Noah et Yvon ont fait valoir que Gaetan a un conflit d’intérêts qui le rend inapproprié d’agir à titre de fiduciaire de la succession. La succession a en fin de compte une réclamation contre Gaétan personnellement et, en tant que fiduciaire de la succession, il pourrait théoriquement abandonner ces réclamations. Noah et Yvon soutiennent en outre que l’incapacité de Gaetan à régler les questions de pension alimentaire pour enfants le rend inapte à diriger la position de la succession sur la pension alimentaire de la personne à charge.
La Cour a examiné les arrêts Re Weil, 1961 et Re Becker, 1986, pour déterminer leur décision. Dans l’arrêt Re Weil , la Cour a déclaré qu’une objection doit atteindre une barre élevée pour « ignorer » un fiduciaire de la succession nommé dans un testament. Toutefois, dans l’affaire Re Becker, la Cour a conclu qu’un conflit d’intérêts justifiait l’octroi d’un fiduciaire de la succession nommé, invoquant le paragraphe 29(3) de la Loi sur les successions comme autorité. Le paragraphe 29(3) stipule qu’un tribunal a le pouvoir discrétionnaire de nommer un fiduciaire de la succession lorsqu’il le juge approprié et dans l’intérêt supérieur de l’administration de la succession.

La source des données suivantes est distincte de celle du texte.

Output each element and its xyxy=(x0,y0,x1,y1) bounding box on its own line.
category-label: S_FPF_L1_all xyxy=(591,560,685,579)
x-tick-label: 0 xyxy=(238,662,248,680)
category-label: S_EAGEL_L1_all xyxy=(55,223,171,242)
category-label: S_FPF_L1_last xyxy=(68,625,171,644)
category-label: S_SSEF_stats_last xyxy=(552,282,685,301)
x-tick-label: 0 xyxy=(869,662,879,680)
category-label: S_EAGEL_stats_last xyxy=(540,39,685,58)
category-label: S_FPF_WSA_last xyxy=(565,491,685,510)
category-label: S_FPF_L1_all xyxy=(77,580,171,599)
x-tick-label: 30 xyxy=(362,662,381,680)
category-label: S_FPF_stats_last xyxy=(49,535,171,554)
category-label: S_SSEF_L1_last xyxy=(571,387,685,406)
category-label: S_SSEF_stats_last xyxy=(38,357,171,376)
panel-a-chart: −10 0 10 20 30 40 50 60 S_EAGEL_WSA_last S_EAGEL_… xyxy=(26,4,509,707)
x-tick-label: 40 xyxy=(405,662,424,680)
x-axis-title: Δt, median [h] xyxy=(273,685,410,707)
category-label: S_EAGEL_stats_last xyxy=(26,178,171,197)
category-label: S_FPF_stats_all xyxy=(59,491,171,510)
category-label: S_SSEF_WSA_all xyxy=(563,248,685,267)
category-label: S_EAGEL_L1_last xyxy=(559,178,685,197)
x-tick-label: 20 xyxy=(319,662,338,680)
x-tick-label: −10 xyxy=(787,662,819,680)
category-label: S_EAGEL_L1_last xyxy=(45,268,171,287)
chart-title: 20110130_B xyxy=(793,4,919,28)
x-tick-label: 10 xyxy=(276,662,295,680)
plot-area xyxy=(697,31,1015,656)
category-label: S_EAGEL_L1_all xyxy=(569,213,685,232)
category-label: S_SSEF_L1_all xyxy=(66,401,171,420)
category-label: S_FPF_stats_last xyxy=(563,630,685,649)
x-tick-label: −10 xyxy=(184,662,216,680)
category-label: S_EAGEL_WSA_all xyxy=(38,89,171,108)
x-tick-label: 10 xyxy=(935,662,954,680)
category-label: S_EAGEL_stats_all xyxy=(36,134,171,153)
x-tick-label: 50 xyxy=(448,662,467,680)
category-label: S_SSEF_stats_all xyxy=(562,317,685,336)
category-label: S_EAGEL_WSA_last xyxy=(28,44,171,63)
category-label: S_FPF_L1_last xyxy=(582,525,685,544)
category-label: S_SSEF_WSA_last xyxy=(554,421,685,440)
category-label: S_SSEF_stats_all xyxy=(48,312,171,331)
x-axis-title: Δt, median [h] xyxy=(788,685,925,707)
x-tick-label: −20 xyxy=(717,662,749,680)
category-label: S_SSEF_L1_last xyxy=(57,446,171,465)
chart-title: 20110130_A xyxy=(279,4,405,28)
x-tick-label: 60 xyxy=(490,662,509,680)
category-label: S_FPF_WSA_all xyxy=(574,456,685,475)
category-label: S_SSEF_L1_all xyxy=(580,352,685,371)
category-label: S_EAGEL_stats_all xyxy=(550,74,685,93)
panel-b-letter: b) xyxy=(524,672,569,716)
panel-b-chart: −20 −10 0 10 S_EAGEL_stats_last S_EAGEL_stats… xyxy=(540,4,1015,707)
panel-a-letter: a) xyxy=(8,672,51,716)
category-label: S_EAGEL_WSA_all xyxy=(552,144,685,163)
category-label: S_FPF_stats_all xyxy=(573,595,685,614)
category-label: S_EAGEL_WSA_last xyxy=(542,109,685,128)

Dans l’affaire Lagrandeur Estate (Re), la Cour a finalement déterminé qu’il s’agissait d’une situation exceptionnelle qui nécessitait le rejet de la demande de fiduciaire de la succession de Gaetan. Il a finalement présenté un conflit d’intérêts apparent semblable à celui de l’intimé dans l’affaire Re Becker. La Cour a finalement convenu que la cessation des paiements de pension alimentaire pour enfants par Gaetan après le décès de Keisha a qualifié Gaetan d’incompatible pour professer une intention que les enfants soient subvenus, car il n’a même pas subvenu nominalement aux besoins des enfants au cours des 18 mois qui ont suivi le décès de Keisha.
Analyse
Le premier point intéressant de cette affaire est que la Cour a invalidé le testament bien qu’aucune des parties n’ait contesté sa validité. Cela est particulièrement intéressant parce qu’Evan n’était qu’à un an de l’âge de la majorité, et cette décision a montré à quel point il y a peu de marge de manœuvre pour la protection des mineurs.
Lagrandeur Estate (Re) est un exemple clair de lorsqu’un conflit d’intérêts peut surmonter la barre élevée fixée dans l’arrêt Re Weil pour rejeter un fiduciaire de la succession explicitement nommé dans un testament. Supposons qu’une succession a une réclamation personnelle contre le fiduciaire de la succession et que le fiduciaire de la succession prend position contre la succession. Dans ce cas, il y a probablement un conflit d’intérêts qui répond aux critères de refus de la demande.
De plus, cette affaire montre que lorsque la succession a des demandes de pension alimentaire à verser et que le fiduciaire n’a déjà manifesté aucun intérêt à fournir une pension alimentaire aux bénéficiaires dans d’autres situations, elle peut donner des raisons de refuser l’attestation d’un fiduciaire de la succession.